J'ai, posée devant moi, une version préliminaire de la dernière «décision» en date du Conseil de l'Union européenne au sujet de la Grèce. Il ne s'agit pas d'un document secret. Les journaux en ont publié des extraits; le Parlement grec a déjà décidé d'adopter certaines de ses dispositions. Par ailleurs, une décision similaire — quoique moins complète — avait été publiée en février. Mais bien que ces décisions soient publiques, personne n'évoque encore vraiment leurs implications politiques.

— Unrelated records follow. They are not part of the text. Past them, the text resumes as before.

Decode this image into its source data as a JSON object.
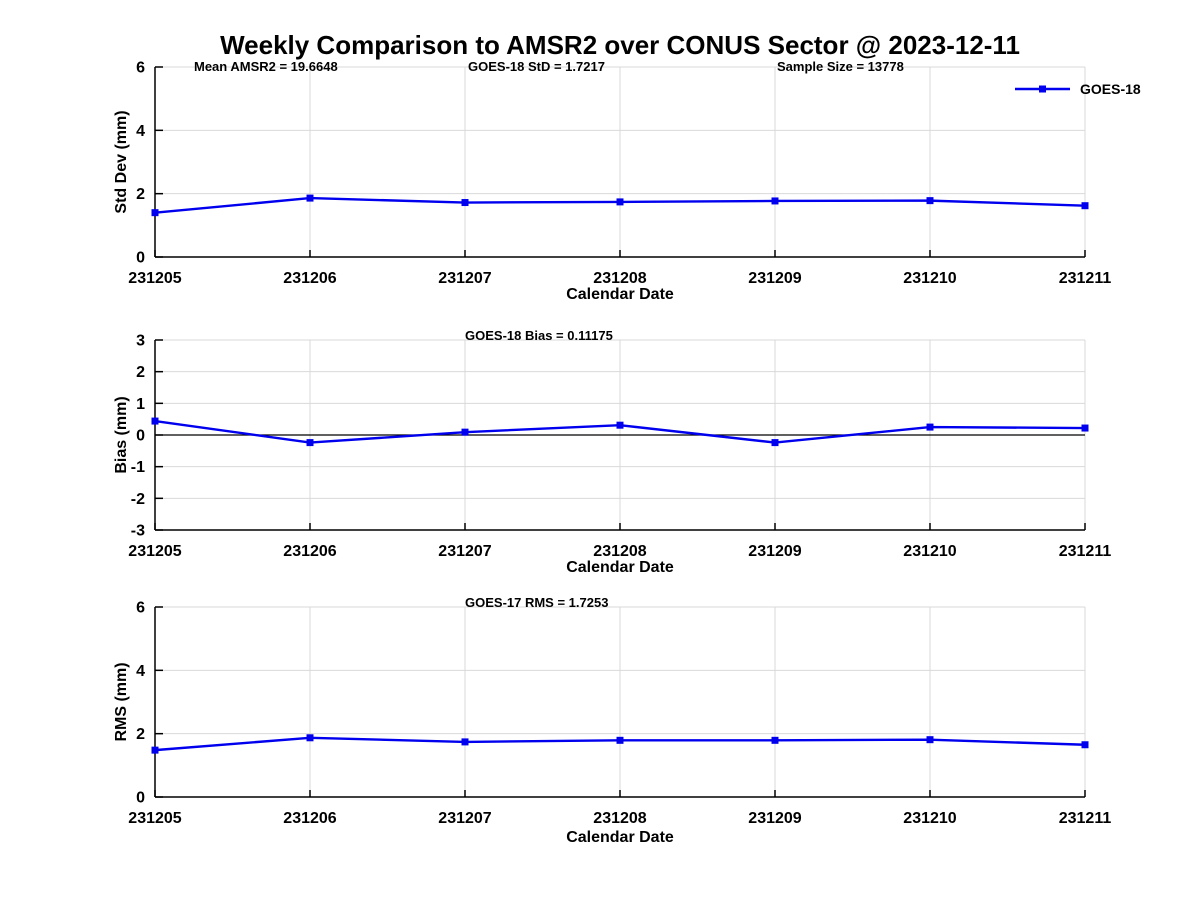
{
  "figure": {
    "title": "Weekly Comparison to AMSR2 over CONUS Sector @ 2023-12-11",
    "background": "#ffffff"
  },
  "colors": {
    "series_line": "#0000EE",
    "grid_line": "#d9d9d9",
    "axis_line": "#000000",
    "text": "#000000"
  },
  "legend": {
    "series_label": "GOES-18",
    "position": "top-right"
  },
  "chart_data": [
    {
      "type": "line",
      "panel": "std-dev",
      "annotations": [
        "Mean AMSR2 = 19.6648",
        "GOES-18 StD = 1.7217",
        "Sample Size = 13778"
      ],
      "ylabel": "Std Dev (mm)",
      "xlabel": "Calendar Date",
      "categories": [
        "231205",
        "231206",
        "231207",
        "231208",
        "231209",
        "231210",
        "231211"
      ],
      "series": [
        {
          "name": "GOES-18",
          "values": [
            1.4,
            1.86,
            1.72,
            1.74,
            1.77,
            1.78,
            1.62
          ]
        }
      ],
      "ylim": [
        0,
        6
      ],
      "yticks": [
        0,
        2,
        4,
        6
      ],
      "grid": true,
      "zero_line": false
    },
    {
      "type": "line",
      "panel": "bias",
      "annotations": [
        "GOES-18 Bias  = 0.11175"
      ],
      "ylabel": "Bias (mm)",
      "xlabel": "Calendar Date",
      "categories": [
        "231205",
        "231206",
        "231207",
        "231208",
        "231209",
        "231210",
        "231211"
      ],
      "series": [
        {
          "name": "GOES-18",
          "values": [
            0.44,
            -0.24,
            0.09,
            0.31,
            -0.24,
            0.25,
            0.22
          ]
        }
      ],
      "ylim": [
        -3,
        3
      ],
      "yticks": [
        -3,
        -2,
        -1,
        0,
        1,
        2,
        3
      ],
      "grid": true,
      "zero_line": true
    },
    {
      "type": "line",
      "panel": "rms",
      "annotations": [
        "GOES-17 RMS = 1.7253"
      ],
      "ylabel": "RMS (mm)",
      "xlabel": "Calendar Date",
      "categories": [
        "231205",
        "231206",
        "231207",
        "231208",
        "231209",
        "231210",
        "231211"
      ],
      "series": [
        {
          "name": "GOES-18",
          "values": [
            1.48,
            1.87,
            1.74,
            1.79,
            1.79,
            1.81,
            1.65
          ]
        }
      ],
      "ylim": [
        0,
        6
      ],
      "yticks": [
        0,
        2,
        4,
        6
      ],
      "grid": true,
      "zero_line": false
    }
  ]
}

En effet, nous n'avons pas affaire à un document ordinaire émanant de la bureaucratie de l'UE: il s'apparente plutôt au genre de papiers qu'un maréchal qui se rend signe dans un wagon en pleine forêt au terme d'une guerre sanglante.
Les sacrifices grecs
L'Union européenne (UE) et le Fonds monétaire international (FMI) vont débloquer plus de cent milliards d'euros pour sauver la Grèce. En échange, ce pays acceptera de non seulement réduire son énorme déficit public, mais d'adopter, d'ici juin 2010, pas moins de 17 mesures juridiques et budgétaires! Entre autres choses, le Conseil de l'UE déclare que la Grèce devra réduire les «bonus de Pâques et des vacances d'été et de Noël» des fonctionnaires et retraités; augmenter les taxes sur l'essence, le tabac et l'alcool; réduire les frais de fonctionnement des administrations locales et adopter une loi pour simplifier la création d'entreprises.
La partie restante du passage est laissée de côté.